Can an employer fire someone if they suspect that the employee is intoxicated at work?

Question Details: My partner was fired from his job, as his employer believed that he was intoxicated. Although we had been drinking the night before, my partner was not intoxicated when he arrived at work. Is the employer allowed to do this?

Filed under Employment Law | 9655 View(s)

Are you a lawyer? Login or register to answer this question.

Answers by Lawyers

Community Law Wellington & Hutt Valley

No, an employer cannot dismiss an employee just because the employer suspects that the employee is drunk or intoxicated. The employer would need to have good enough evidence or proof to reasonably decide that, more likely than not, your partner was drunk, intoxicated or at least affected by drink. And the employer would then have to follow a fair process in collecting the evidence, giving your partner a fair chance to put his side of things, and then deciding whether your partner's conduct was serious enough to justify dismissing him.

Every case depends on the facts of the situation. If, for example, your partner's employer thought your partner smelled of drink, decided he must be drunk, then sacked him straightaway without even asking if he had been drinking, then the dismissal would almost certainly be unjustified because the employer did not follow a fair or proper procedure.
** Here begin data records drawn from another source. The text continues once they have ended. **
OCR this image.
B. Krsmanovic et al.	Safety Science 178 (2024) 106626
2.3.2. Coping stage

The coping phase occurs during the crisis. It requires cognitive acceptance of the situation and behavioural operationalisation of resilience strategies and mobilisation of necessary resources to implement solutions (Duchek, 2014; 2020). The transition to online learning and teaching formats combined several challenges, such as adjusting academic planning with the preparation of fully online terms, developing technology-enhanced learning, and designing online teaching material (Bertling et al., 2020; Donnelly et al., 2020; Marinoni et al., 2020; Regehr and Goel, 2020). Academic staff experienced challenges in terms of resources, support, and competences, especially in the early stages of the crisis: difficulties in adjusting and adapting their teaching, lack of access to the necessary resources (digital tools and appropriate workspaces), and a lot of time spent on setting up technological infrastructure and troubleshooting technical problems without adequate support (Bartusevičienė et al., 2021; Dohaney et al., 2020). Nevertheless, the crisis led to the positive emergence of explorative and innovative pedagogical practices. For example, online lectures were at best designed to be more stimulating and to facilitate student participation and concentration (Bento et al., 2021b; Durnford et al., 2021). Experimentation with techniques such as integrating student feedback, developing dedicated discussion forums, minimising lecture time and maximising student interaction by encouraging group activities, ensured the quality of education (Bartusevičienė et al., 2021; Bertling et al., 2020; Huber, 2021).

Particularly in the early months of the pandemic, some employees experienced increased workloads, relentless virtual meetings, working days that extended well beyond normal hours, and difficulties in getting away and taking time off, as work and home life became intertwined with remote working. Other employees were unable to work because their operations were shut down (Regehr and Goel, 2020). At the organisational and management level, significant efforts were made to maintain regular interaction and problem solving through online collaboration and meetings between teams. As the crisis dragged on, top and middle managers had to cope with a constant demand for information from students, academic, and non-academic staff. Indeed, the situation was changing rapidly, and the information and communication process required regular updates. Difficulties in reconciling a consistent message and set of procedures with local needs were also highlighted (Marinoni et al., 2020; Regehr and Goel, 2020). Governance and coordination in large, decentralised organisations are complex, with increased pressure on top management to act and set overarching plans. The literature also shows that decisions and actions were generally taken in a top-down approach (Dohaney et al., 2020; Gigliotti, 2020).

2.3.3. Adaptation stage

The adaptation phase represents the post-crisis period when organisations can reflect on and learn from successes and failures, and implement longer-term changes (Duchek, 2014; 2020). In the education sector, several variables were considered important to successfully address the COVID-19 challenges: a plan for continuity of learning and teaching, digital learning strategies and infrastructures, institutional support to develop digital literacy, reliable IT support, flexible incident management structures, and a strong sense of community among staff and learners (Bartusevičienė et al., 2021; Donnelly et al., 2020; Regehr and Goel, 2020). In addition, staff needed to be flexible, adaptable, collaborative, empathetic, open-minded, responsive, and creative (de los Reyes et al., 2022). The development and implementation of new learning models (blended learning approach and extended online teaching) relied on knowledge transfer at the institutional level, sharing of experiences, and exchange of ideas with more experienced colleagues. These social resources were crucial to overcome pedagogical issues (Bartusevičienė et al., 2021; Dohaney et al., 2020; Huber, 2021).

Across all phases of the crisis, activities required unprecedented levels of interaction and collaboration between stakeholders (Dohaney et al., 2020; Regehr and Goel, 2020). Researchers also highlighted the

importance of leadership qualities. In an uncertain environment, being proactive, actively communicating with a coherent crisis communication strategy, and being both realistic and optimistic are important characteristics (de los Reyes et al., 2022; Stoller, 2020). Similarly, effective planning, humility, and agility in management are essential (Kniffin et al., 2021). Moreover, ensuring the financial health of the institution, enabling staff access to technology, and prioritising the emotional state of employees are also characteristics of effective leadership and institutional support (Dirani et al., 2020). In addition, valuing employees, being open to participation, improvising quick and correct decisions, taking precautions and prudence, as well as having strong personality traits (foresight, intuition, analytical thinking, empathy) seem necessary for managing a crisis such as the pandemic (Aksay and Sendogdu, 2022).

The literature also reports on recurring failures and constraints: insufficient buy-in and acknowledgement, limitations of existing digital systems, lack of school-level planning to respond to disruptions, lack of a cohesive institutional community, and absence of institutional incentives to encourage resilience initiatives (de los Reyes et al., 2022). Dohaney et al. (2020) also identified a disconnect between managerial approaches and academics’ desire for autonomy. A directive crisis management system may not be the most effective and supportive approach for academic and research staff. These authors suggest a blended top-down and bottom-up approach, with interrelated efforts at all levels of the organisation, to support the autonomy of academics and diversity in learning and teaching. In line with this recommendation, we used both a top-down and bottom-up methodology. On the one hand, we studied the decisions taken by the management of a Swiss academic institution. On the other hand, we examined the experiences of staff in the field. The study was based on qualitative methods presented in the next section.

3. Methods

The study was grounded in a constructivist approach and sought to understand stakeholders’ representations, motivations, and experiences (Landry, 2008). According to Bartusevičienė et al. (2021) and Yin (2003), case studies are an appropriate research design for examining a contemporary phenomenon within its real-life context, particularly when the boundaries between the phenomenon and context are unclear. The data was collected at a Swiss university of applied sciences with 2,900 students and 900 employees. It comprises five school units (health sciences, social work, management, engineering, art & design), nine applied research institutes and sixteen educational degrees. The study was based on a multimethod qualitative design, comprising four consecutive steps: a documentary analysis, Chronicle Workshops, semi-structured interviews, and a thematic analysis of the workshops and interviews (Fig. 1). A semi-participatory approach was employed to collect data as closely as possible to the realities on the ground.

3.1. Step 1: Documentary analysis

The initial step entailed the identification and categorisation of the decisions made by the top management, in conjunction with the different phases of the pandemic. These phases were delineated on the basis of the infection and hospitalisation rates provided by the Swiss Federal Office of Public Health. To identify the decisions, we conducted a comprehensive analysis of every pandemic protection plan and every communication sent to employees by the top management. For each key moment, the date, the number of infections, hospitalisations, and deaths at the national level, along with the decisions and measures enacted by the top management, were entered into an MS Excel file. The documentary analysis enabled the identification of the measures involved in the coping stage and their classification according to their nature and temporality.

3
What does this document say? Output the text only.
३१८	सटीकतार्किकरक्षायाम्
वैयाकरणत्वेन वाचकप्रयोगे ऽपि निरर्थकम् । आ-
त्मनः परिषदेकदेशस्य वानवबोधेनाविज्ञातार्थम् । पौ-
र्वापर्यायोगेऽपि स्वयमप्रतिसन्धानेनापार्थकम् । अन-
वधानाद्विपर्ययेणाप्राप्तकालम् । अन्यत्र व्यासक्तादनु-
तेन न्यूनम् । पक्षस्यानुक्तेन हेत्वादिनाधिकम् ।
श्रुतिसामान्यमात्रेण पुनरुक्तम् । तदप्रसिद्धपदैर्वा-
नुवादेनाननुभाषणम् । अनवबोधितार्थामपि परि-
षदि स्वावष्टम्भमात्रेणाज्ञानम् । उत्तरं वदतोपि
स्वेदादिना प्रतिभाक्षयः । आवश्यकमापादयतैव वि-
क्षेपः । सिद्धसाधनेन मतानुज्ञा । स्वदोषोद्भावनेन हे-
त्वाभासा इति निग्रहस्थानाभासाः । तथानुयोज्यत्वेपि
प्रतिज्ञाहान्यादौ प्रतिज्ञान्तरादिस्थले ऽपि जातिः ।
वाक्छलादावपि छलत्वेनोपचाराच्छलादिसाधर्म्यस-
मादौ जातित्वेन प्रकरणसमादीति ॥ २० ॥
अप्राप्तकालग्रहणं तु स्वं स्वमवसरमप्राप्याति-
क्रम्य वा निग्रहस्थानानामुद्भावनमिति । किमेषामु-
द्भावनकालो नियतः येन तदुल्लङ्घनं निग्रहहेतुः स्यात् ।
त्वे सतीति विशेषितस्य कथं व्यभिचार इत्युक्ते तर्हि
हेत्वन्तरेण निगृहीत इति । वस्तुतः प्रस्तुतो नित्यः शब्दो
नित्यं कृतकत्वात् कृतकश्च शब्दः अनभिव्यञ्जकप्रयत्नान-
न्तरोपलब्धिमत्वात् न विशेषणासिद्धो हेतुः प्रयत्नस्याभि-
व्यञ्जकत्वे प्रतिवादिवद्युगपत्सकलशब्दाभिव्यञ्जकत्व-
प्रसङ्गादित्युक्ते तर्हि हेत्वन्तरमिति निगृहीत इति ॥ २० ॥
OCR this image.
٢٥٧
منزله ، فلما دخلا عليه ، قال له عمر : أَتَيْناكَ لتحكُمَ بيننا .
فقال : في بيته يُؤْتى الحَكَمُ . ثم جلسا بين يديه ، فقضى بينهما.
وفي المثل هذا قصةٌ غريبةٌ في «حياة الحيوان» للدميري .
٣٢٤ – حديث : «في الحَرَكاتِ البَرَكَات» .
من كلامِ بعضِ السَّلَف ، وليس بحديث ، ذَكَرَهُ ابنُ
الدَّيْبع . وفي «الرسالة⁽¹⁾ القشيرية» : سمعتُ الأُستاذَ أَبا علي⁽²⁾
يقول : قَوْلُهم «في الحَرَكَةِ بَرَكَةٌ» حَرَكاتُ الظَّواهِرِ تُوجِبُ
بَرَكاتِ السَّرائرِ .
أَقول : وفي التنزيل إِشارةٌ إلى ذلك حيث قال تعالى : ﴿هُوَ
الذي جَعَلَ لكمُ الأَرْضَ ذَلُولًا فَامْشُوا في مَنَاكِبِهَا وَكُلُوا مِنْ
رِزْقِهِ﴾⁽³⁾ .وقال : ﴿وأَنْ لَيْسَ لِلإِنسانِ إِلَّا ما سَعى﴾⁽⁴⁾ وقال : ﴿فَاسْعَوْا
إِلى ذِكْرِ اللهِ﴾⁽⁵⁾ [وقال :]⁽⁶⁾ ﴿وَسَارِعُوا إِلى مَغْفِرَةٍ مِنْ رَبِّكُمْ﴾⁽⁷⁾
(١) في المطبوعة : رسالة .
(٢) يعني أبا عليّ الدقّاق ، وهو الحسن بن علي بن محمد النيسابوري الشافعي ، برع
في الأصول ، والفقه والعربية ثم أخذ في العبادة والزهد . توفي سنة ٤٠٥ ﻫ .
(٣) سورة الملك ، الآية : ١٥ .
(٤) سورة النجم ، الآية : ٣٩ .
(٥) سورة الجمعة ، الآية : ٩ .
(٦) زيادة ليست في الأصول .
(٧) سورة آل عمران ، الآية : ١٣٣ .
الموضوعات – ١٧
That might not get your partner his job back, for instance if it turned out your partner was still affected by alcohol at the time he was sacked. But your partner would have a good case to go to an employment mediation or to the Employment Relations Authority, to try to get some compensation.

On the other hand if your partner was still affected by alcohol, even if not actually intoxicated, after a "big night" the night before, and his employer noticed this, asked him about it carefully, and checked to see if he was safe to be at work (depending what his job is), then the employer may be able to collect enough evidence (from other witnesses, checking how your partner was behaving, evidence of lack of co-ordination, etc) to decide to dismiss.

It's most likely that, if the employer did think there was good evidence that your partner was affected by drink, that the employer would need to send your partner away to sober up, then make a time, possibly the next day, to interview your partner, and hear his side of things. The employer has to listen, fairly explain the concerns to your partner, and get your partners' comments. The employer can't just make up their mind in advance, because that would be unfair. The employer must consider whatever your partner tells the employer, either to show he wan't drunk, or why he thinks he should not be dismissed. (To explain why he should not be dismissed your partner could mention things like that it has never happened before, that others have come in worse and been left alone to sober up, or he just had a hangover, but was able to do his job, the smell of drink was just left over from last night, or whatever else is true in his case.)

Many employers have disciplinary policies or rules, including specific policies about drinking. The employer will have to stick to any process that the employer's policy says will be followed, otherwise they probably will not be acting fairly. But the policy may also specify that reporting for work affected by drink (even if not "drunk") is "serious misconduct" and will be investigated and treated seriously if proven, and it might result in dismissal.

An employer's policy might also specify that the employer can breathalyse (or drug-test) an employee who shows signs of being drunk or affected by drugs - or even allow random testing if employees work in an area that is highly safety-sensitive. These requirements would need to be in a written policy, available to all employees, so they know what to expect. An employee can refuse to give their consent to being breathalysed or tested - but an employer could be entitled to draw conclusions if someone refuses to consent, without a good reason.

Seeing your partner has been fired, he may be considering whether he wants to take a personal grievance case for unjustified dismissal against his employer. There is more information about personal grievances at: Remember, there are strict time limits for taking a grievance. Your partner would need to tell his employer no more than 90 days after the sacking (in writing is best) that he is bringing a claim for unfair dismissal.

Answered 18 Nov 2013. The IMPORTANT NOTICE below is part of this answer.

IMPORTANT NOTICE: The answer provided above is intended for general informational purposes only and cannot be considered a substitute for face-to-face legal advice. It should not be relied upon as the sole basis for taking action in relation to a legal issue. Laws change frequently, and small variations in the facts, or a fact not provided in the question, can often change a legal outcome or a lawyer’s conclusion. No liability whatsoever is accepted by the authors or publishers of the answer, for loss, damage or inconvenience arising in any way from the use of this site. While each answer has been published by a lawyer with a practising certificate, that person may not necessarily have experience in the particular area of law involved.